Pai e filha, uma criança de sete anos, embarcam em uma viagem de 48 horas pelo Mar do Norte, de Thyborøn (Dinamarca) para Harligen (Holanda). Entre momentos de mar calmo e de mar agitado, vamos conhecendo a turbulência que há dentro de Donald, nosso narrador-pai-capitão:
Fiquei fora de vista por quarenta e quatro horas e agora o mundo volta a me puxar para dentro. Com tudo de que dispõe. Com faróis, radares, binóculos de visão noturna. Com os olhos de águia dos faroleiros. Por fios sem fio, eles me puxam para terra. Queira eu ou não. (…) Se não fizer como combinado, eles arrastam meu barco para dentro. De volta às pessoas e suas coisas. Um barco pode zarpar mas no fim tem que retornar a um porto. O mundo é assim. Os únicos barcos que permanecem no mar são os que naufragaram.
Repleto de metáforas bem construídas como essa, que comparam os desafios em terra firme aos desafios da vida ao mar, o livro nos guia por uma história que tem ação, reflexão e, como cereja do bolo, um suspense psicológico.
Logo nas primeiras páginas, descobrimos que, na última etapa da viagem, Maria, a filha, desaparece inexplicavelmente do pequeno barco vermelho de mastros negros.

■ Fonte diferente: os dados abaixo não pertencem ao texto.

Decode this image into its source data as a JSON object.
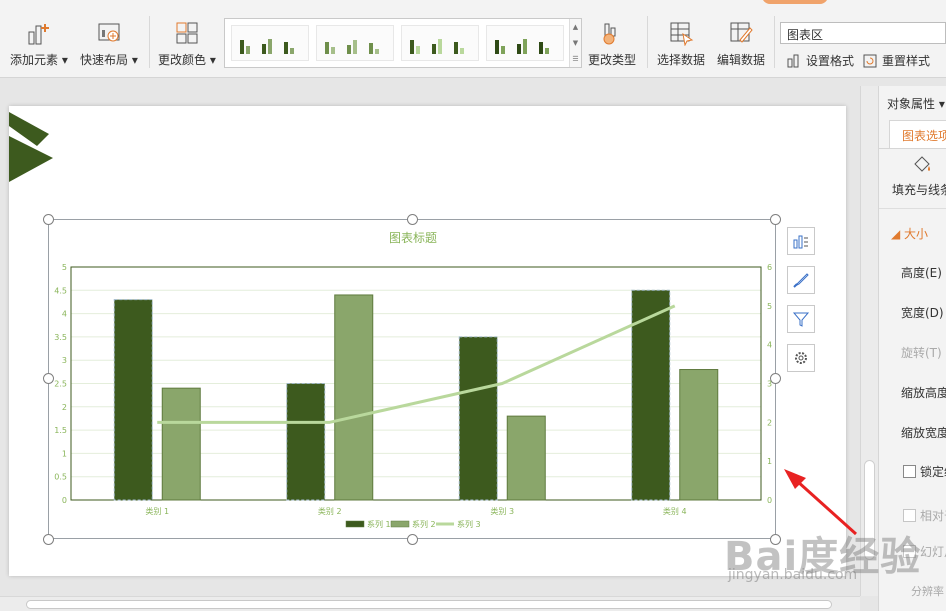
{
  "ribbon": {
    "add_element": "添加元素",
    "quick_layout": "快速布局",
    "change_color": "更改颜色",
    "change_type": "更改类型",
    "select_data": "选择数据",
    "edit_data": "编辑数据",
    "area_dropdown": "图表区",
    "set_format": "设置格式",
    "reset_style": "重置样式"
  },
  "panel": {
    "header": "对象属性",
    "tab_chart_options": "图表选项",
    "fill_and_line": "填充与线条",
    "section_size": "大小",
    "height": "高度(E)",
    "width": "宽度(D)",
    "rotation": "旋转(T)",
    "scale_height": "缩放高度",
    "scale_width": "缩放宽度",
    "lock_ratio": "锁定纵横比",
    "relative": "相对于图片原始尺寸",
    "slideshow": "幻灯片最佳比例",
    "resolution": "分辨率"
  },
  "watermark": {
    "logo": "Bai度经验",
    "url": "jingyan.baidu.com"
  },
  "chart_data": {
    "type": "bar",
    "title": "图表标题",
    "categories": [
      "类别 1",
      "类别 2",
      "类别 3",
      "类别 4"
    ],
    "series": [
      {
        "name": "系列 1",
        "type": "bar",
        "axis": "left",
        "values": [
          4.3,
          2.5,
          3.5,
          4.5
        ],
        "color": "#3d5a1e"
      },
      {
        "name": "系列 2",
        "type": "bar",
        "axis": "left",
        "values": [
          2.4,
          4.4,
          1.8,
          2.8
        ],
        "color": "#8aa66b"
      },
      {
        "name": "系列 3",
        "type": "line",
        "axis": "right",
        "values": [
          2,
          2,
          3,
          5
        ],
        "color": "#b9d89c"
      }
    ],
    "ylim_left": [
      0,
      5
    ],
    "ylim_right": [
      0,
      6
    ],
    "yticks_left": [
      "0",
      "0.5",
      "1",
      "1.5",
      "2",
      "2.5",
      "3",
      "3.5",
      "4",
      "4.5",
      "5"
    ],
    "yticks_right": [
      "0",
      "1",
      "2",
      "3",
      "4",
      "5",
      "6"
    ],
    "grid": true,
    "legend": "bottom"
  }
}
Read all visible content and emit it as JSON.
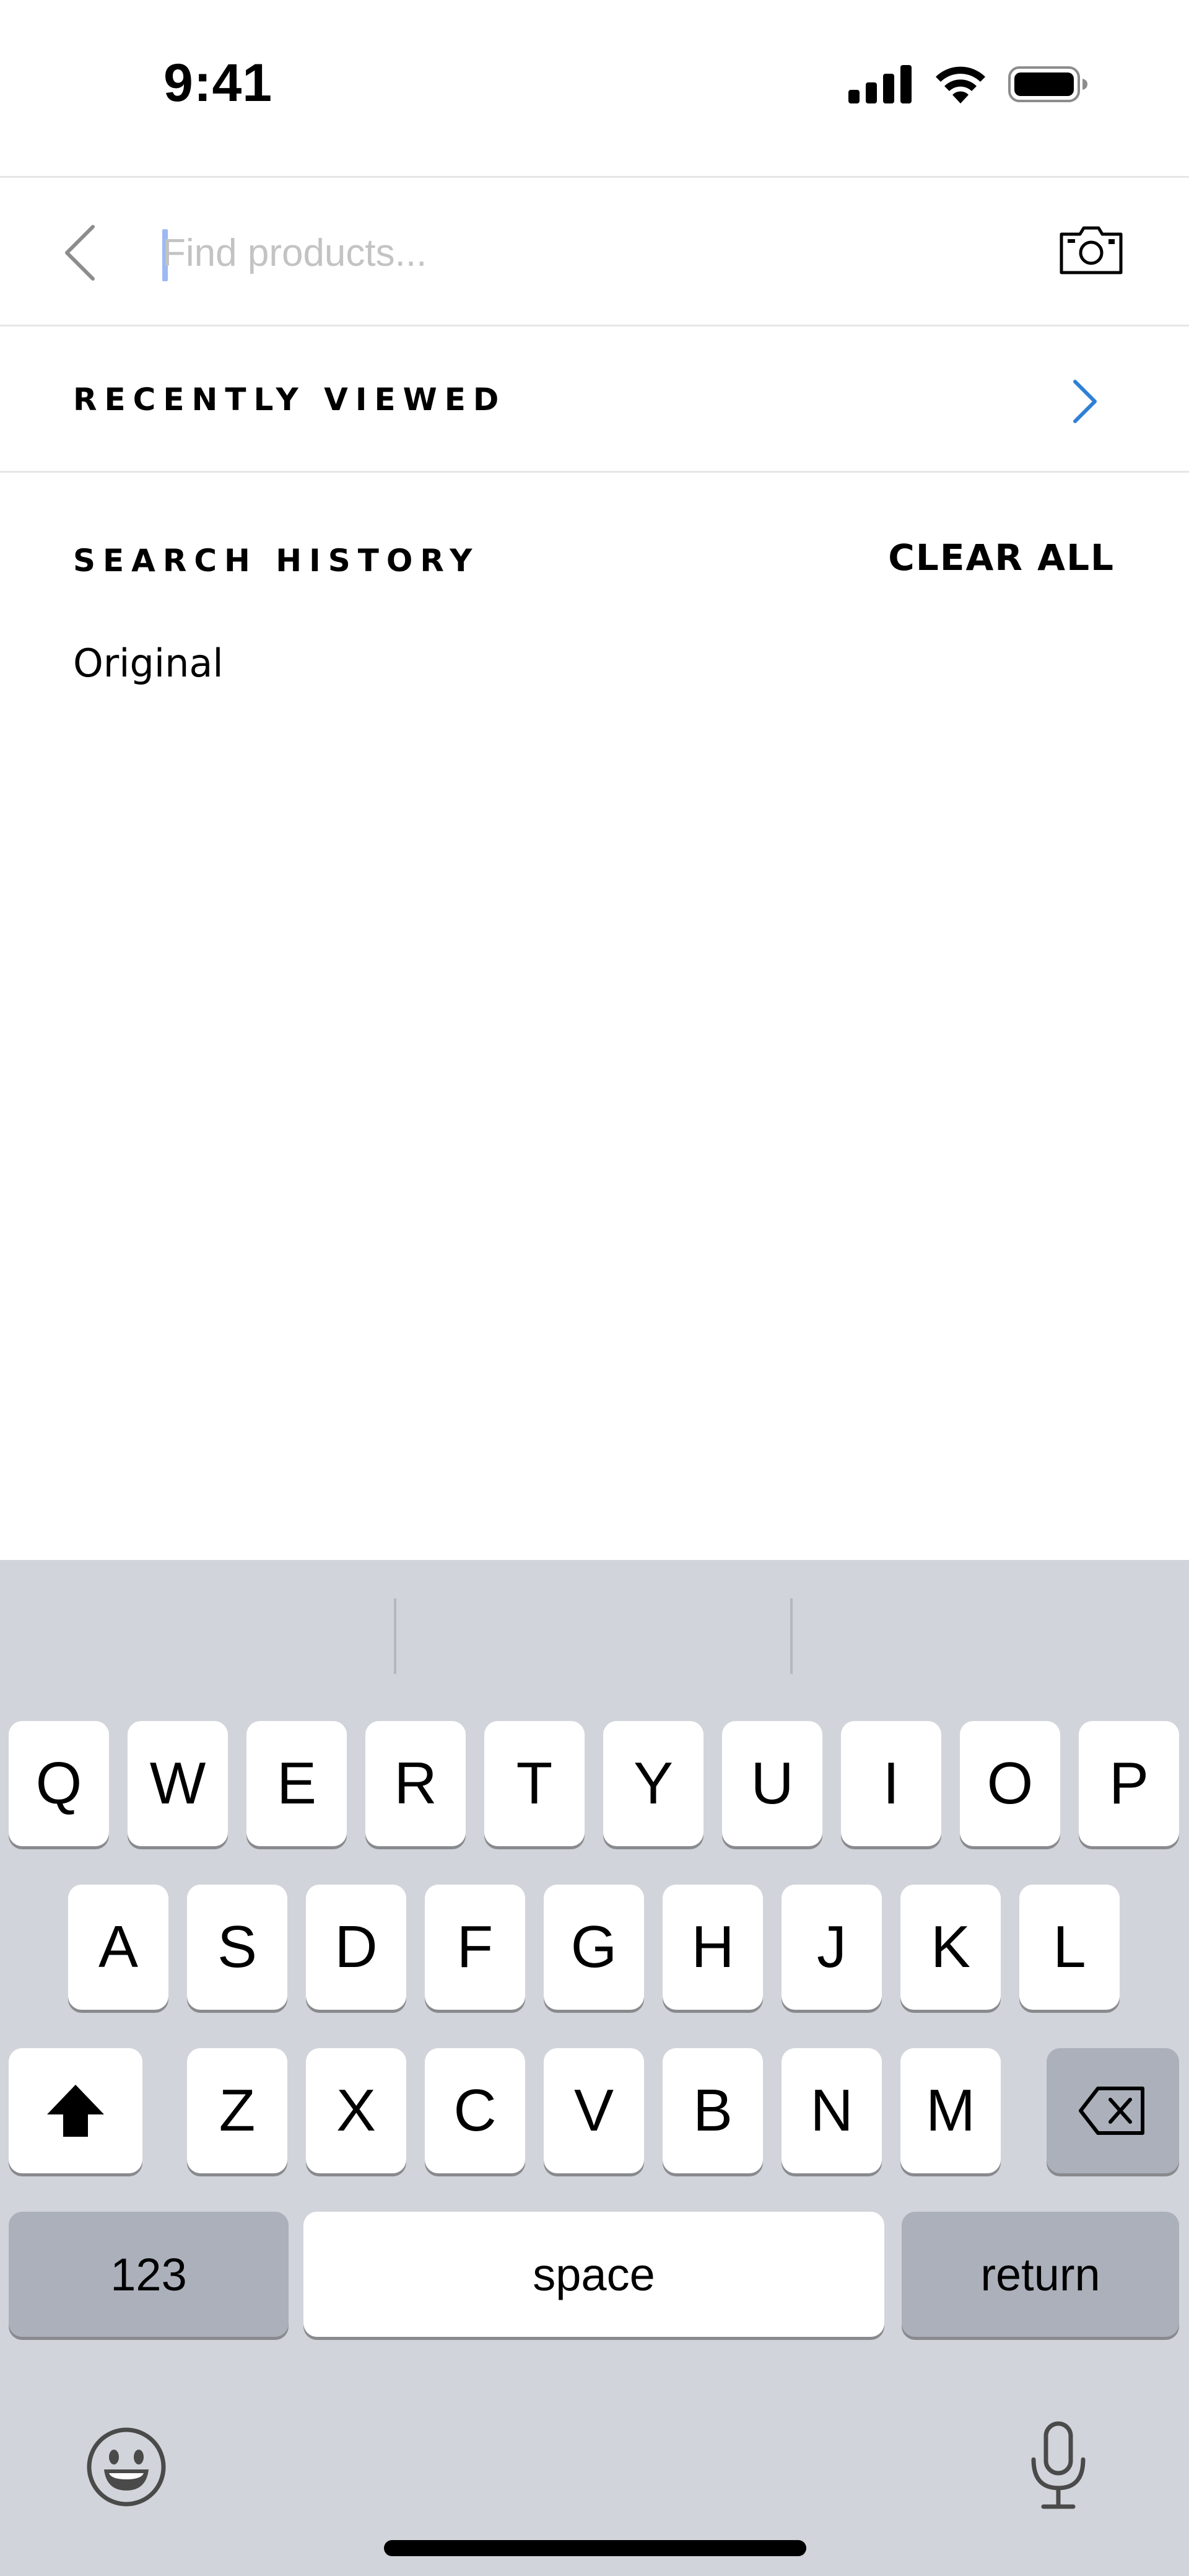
{
  "status_bar": {
    "time": "9:41",
    "icons": [
      "signal-icon",
      "wifi-icon",
      "battery-icon"
    ]
  },
  "search": {
    "placeholder": "Find products...",
    "value": "",
    "back_icon": "chevron-left-icon",
    "camera_icon": "camera-icon"
  },
  "recently_viewed": {
    "title": "RECENTLY VIEWED",
    "chevron_icon": "chevron-right-icon",
    "accent": "#2f7fd6"
  },
  "search_history": {
    "title": "SEARCH HISTORY",
    "clear_label": "CLEAR ALL",
    "items": [
      "Original"
    ]
  },
  "keyboard": {
    "row1": [
      "Q",
      "W",
      "E",
      "R",
      "T",
      "Y",
      "U",
      "I",
      "O",
      "P"
    ],
    "row2": [
      "A",
      "S",
      "D",
      "F",
      "G",
      "H",
      "J",
      "K",
      "L"
    ],
    "row3": [
      "Z",
      "X",
      "C",
      "V",
      "B",
      "N",
      "M"
    ],
    "numbers_label": "123",
    "space_label": "space",
    "return_label": "return",
    "shift_icon": "shift-icon",
    "delete_icon": "delete-icon",
    "emoji_icon": "emoji-icon",
    "mic_icon": "microphone-icon"
  }
}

Nesse ponto, o narrador volta no tempo e começa a descrever todos os seus movimentos até o momento em que nota a ausência da filha. Aos poucos, Donald vai se revelando: nosso herói é um casco de barco aparentemente forte, mas com fissuras secretas, que, a qualquer instante, deixarão a água entrar para afundá-lo.
Nessa retrospectiva, encontramos outra grata surpresa do livro: os motivos que levaram Donald ao mar. Heijmans traz à tona um tema bastante atual: o estado de esgotamento e estresse que tem atingido uma parcela cada vez maior de pessoas insatisfeitas com sua rotina de trabalho.

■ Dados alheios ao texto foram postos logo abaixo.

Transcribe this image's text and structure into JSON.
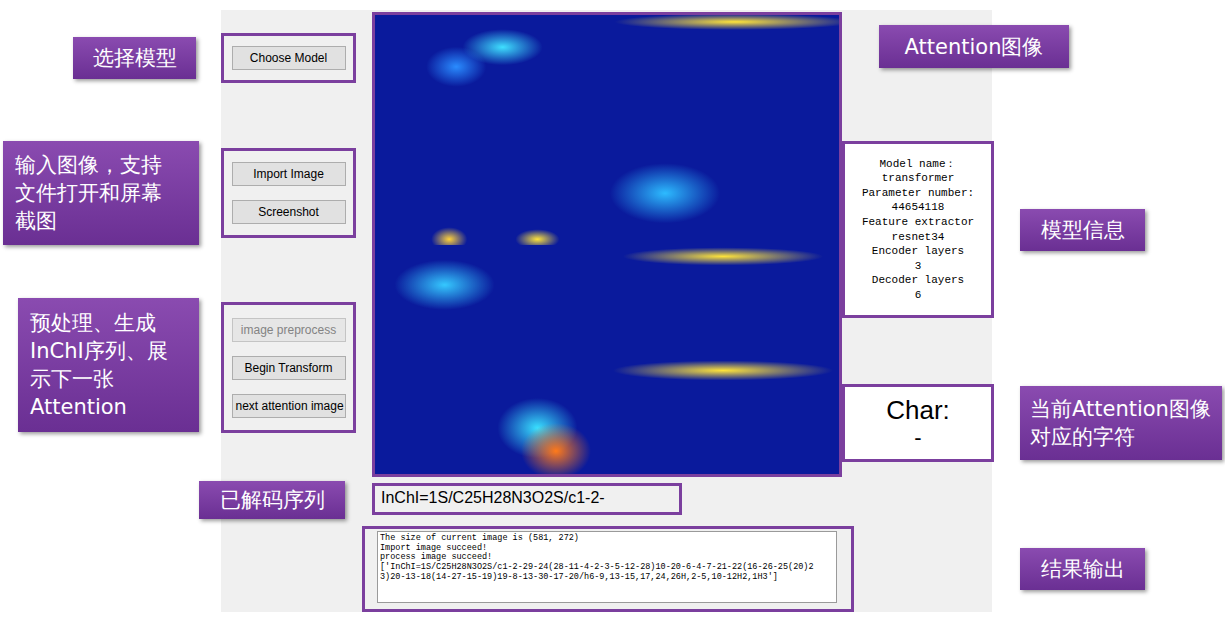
{
  "callouts": [
    {
      "text": "选择模型"
    },
    {
      "text": "输入图像，支持文件打开和屏幕截图"
    },
    {
      "text": "预处理、生成InChI序列、展示下一张Attention"
    },
    {
      "text": "已解码序列"
    },
    {
      "text": "Attention图像"
    },
    {
      "text": "模型信息"
    },
    {
      "text": "当前Attention图像对应的字符"
    },
    {
      "text": "结果输出"
    }
  ],
  "model_button": {
    "label": "Choose Model",
    "disabled": false
  },
  "input_buttons": [
    {
      "label": "Import Image",
      "disabled": false
    },
    {
      "label": "Screenshot",
      "disabled": false
    }
  ],
  "action_buttons": [
    {
      "label": "image preprocess",
      "disabled": true
    },
    {
      "label": "Begin Transform",
      "disabled": false
    },
    {
      "label": "next attention image",
      "disabled": false
    }
  ],
  "model_info": [
    "Model name：",
    "transformer",
    "Parameter number:",
    "44654118",
    "Feature extractor",
    "resnet34",
    "Encoder layers",
    "3",
    "Decoder layers",
    "6"
  ],
  "char": {
    "label": "Char:",
    "value": "-"
  },
  "decoded": "InChI=1S/C25H28N3O2S/c1-2-",
  "output_lines": [
    "The size of current image is (581, 272)",
    "Import image succeed!",
    "process image succeed!",
    "['InChI=1S/C25H28N3O2S/c1-2-29-24(28-11-4-2-3-5-12-28)10-20-6-4-7-21-22(16-26-25(20)2",
    "3)20-13-18(14-27-15-19)19-8-13-30-17-20/h6-9,13-15,17,24,26H,2-5,10-12H2,1H3']"
  ]
}
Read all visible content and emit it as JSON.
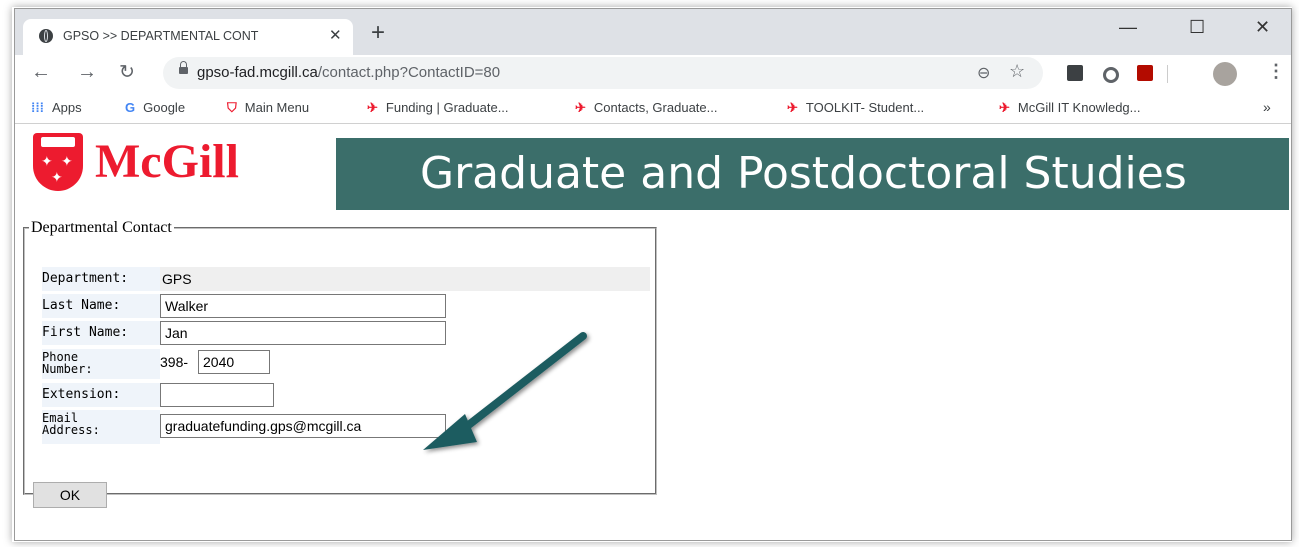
{
  "browser": {
    "tab_title": "GPSO >> DEPARTMENTAL CONT",
    "tab_close": "✕",
    "new_tab": "+",
    "minimize": "—",
    "maximize": "☐",
    "close": "✕",
    "url_host": "gpso-fad.mcgill.ca",
    "url_path": "/contact.php?ContactID=80"
  },
  "bookmarks": {
    "items": [
      {
        "label": "Apps",
        "icon": "apps-grid-icon"
      },
      {
        "label": "Google",
        "icon": "google-icon"
      },
      {
        "label": "Main Menu",
        "icon": "mcgill-shield-icon"
      },
      {
        "label": "Funding | Graduate...",
        "icon": "mcgill-bird-icon"
      },
      {
        "label": "Contacts, Graduate...",
        "icon": "mcgill-bird-icon"
      },
      {
        "label": "TOOLKIT- Student...",
        "icon": "mcgill-bird-icon"
      },
      {
        "label": "McGill IT Knowledg...",
        "icon": "mcgill-bird-icon"
      }
    ],
    "more": "»"
  },
  "header": {
    "logo_text": "McGill",
    "banner_text": "Graduate and Postdoctoral Studies"
  },
  "form": {
    "legend": "Departmental Contact",
    "department_label": "Department:",
    "department_value": "GPS",
    "last_name_label": "Last Name:",
    "last_name_value": "Walker",
    "first_name_label": "First Name:",
    "first_name_value": "Jan",
    "phone_label_1": "Phone",
    "phone_label_2": "Number:",
    "phone_prefix": "398-",
    "phone_value": "2040",
    "extension_label": "Extension:",
    "extension_value": "",
    "email_label_1": "Email",
    "email_label_2": "Address:",
    "email_value": "graduatefunding.gps@mcgill.ca",
    "ok_label": "OK"
  },
  "colors": {
    "mcgill_red": "#ed1b2f",
    "banner_bg": "#3b6e6a",
    "arrow": "#1f5c61"
  }
}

Nosso narrador vai ao mar em busca de um sentido que não encontra em terra firme, nas regras e metas do escritório que o confina. Ele tirou um sabático, palavra que está em alta no vocabulário de uma geração que tem informação e mobilidade de sobra, mas parece não ter muita escolha sobre os rumos de seu próprio barco. Afinal, a rota do sucesso já foi traçada.
Na literatura, o mar é sinônimo de descobertas. Descobertas que sempre estiveram por perto, mas que só o desconhecido pode revelar. Esse livro de capa bonita, que comprei por saudosismo antecipado das edições da Cosac Naify, acabou sendo um bom exemplo de desconhecido que traz ótimas surpresas.